Would you really want to?

Really… would you want to? Let’s go right back to the box. All those outcomes… And give it some real deep thought.

I almost died on a couple occasions… One of them I got my dumb-ass electrocuted to a nice medium rare. Doctors said that I was lucky to not suffer debilitating brain damage. (He doesn’t know me very well.) One was a car wreck. I could very well have been maimed.

I could have:
stayed with my ex-wife.
fallen for any number of religious scams.
been a republican.
been a democrat.
gone to clown college. (DO NOT ASK!)

This is how I feel most of the time. 

My point is… While there may be more successful “MEs” out there… I am pretty sure, just by the law of averages, that there a lot of them out there that are a lot less successful than I am now.

Ever seen the movie multiplicity? Yeah… if you haven’t I recommend it… it was an amusing watch. But I asked you that so I could show you this.

This is who I would end up meeting on my dimension hopping journeys. And the thing is, ten bucks says, that due to quantum entanglement, EVERY TIME I WENT ON AN EXCURSION, he’d do it at the exact same moment. So every time I would end up with this goofy bastard staring at me from across the table.

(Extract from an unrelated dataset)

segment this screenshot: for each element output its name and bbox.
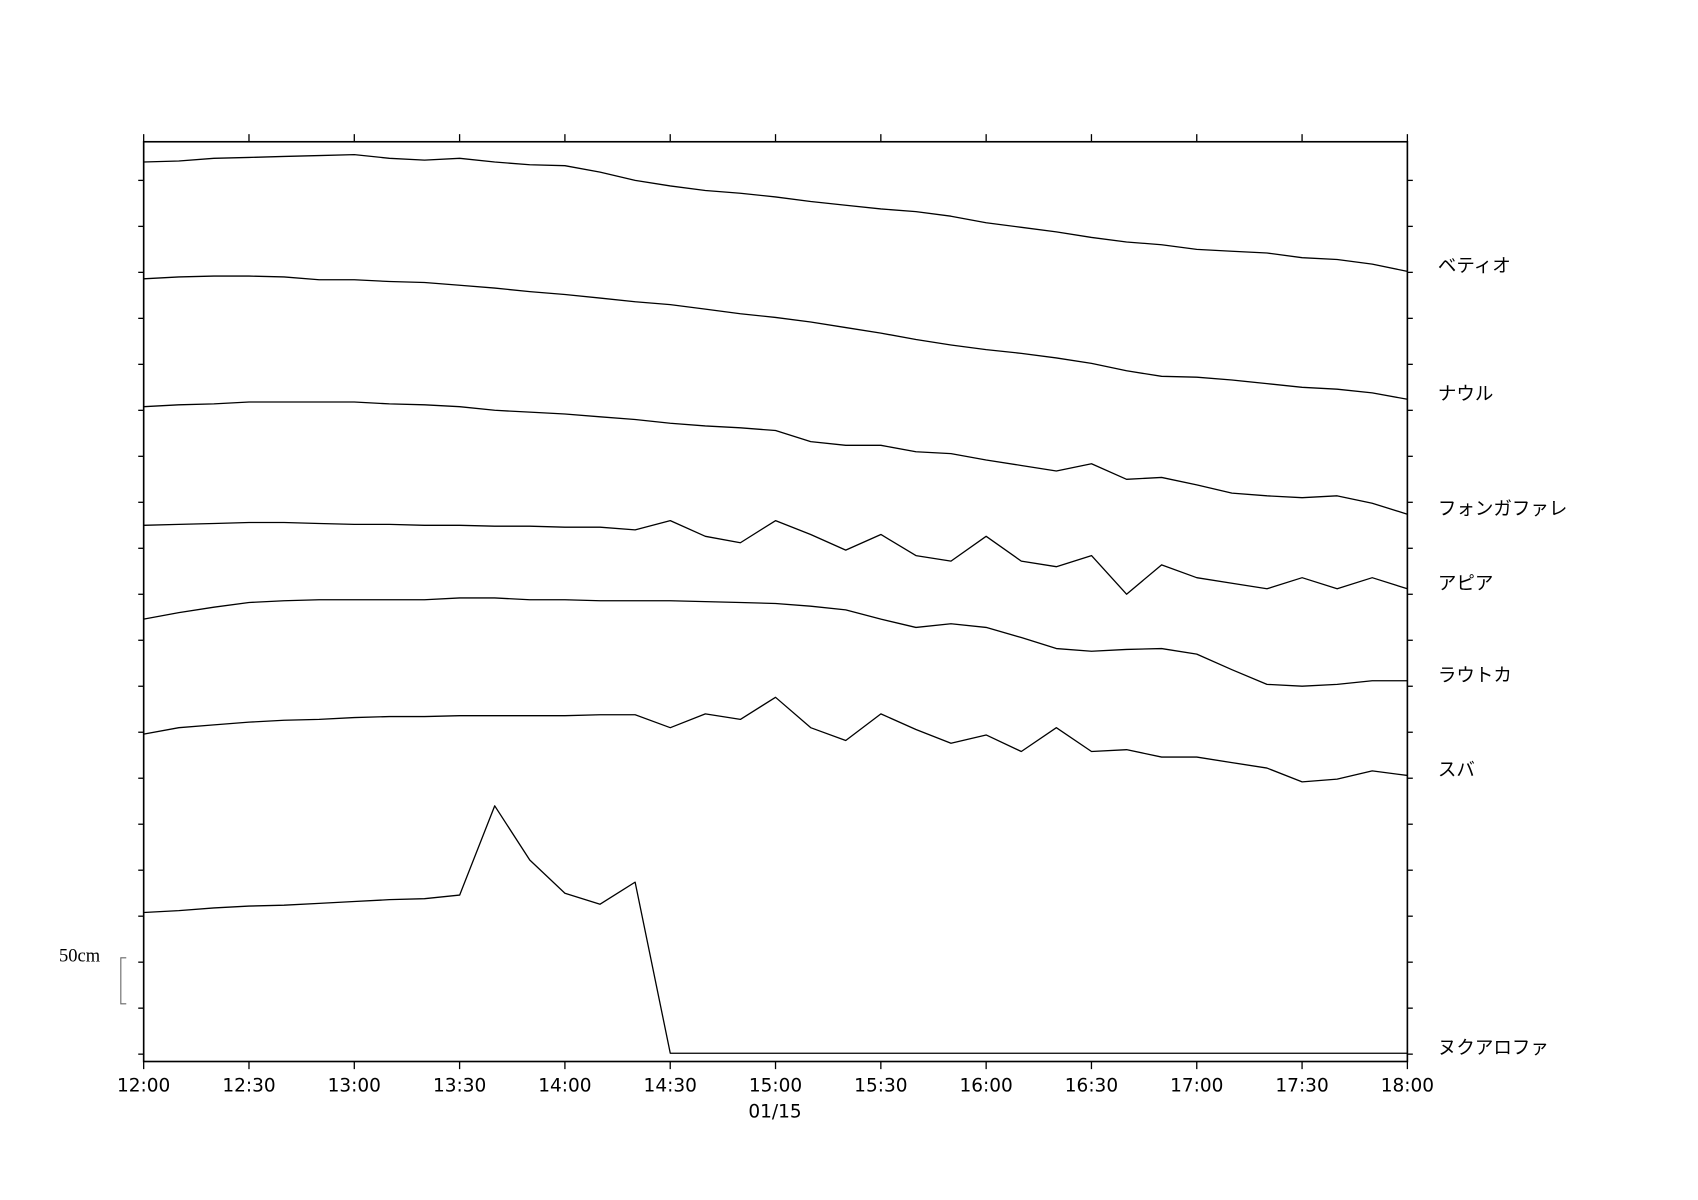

If Burt is right, and his guided meditation technique works, my subconscious would guarantee it. Or worse yet… I would be sitting across the table from a me without a goatee. You know, the one with the goatee is the evil one. And I would be forced to deal with the fact that I’m the bad one.

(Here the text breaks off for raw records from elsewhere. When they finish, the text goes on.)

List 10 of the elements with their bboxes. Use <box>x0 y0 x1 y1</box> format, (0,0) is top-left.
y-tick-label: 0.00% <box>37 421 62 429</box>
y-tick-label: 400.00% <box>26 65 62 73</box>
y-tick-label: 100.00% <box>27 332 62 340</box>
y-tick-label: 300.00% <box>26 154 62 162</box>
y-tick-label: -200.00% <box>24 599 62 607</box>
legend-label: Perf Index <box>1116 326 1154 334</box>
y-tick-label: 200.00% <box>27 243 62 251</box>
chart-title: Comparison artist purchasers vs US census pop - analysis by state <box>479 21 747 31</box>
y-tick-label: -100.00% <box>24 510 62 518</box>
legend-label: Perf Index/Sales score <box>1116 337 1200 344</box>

I know it would happen…. since I read about this Quantum Jumping thing, I have dreamt about it several times…

Worse yet… I’d meet a whole bunch of MEs and we’d all be poor, starving artists that can’t sleep, have asperger’s syndrome and mixed bipolar… In short, I’d spend my vacation time with a bunch of assholes!

No thank you. I have plenty of that right here in… What do we call this place… Universe Prime? Universe A? Universe 1? Meh… I’m just going to call it home.

Here we are, meeting for the first time. I’m not sure which
is which, but I KNOW we both love coca-cola!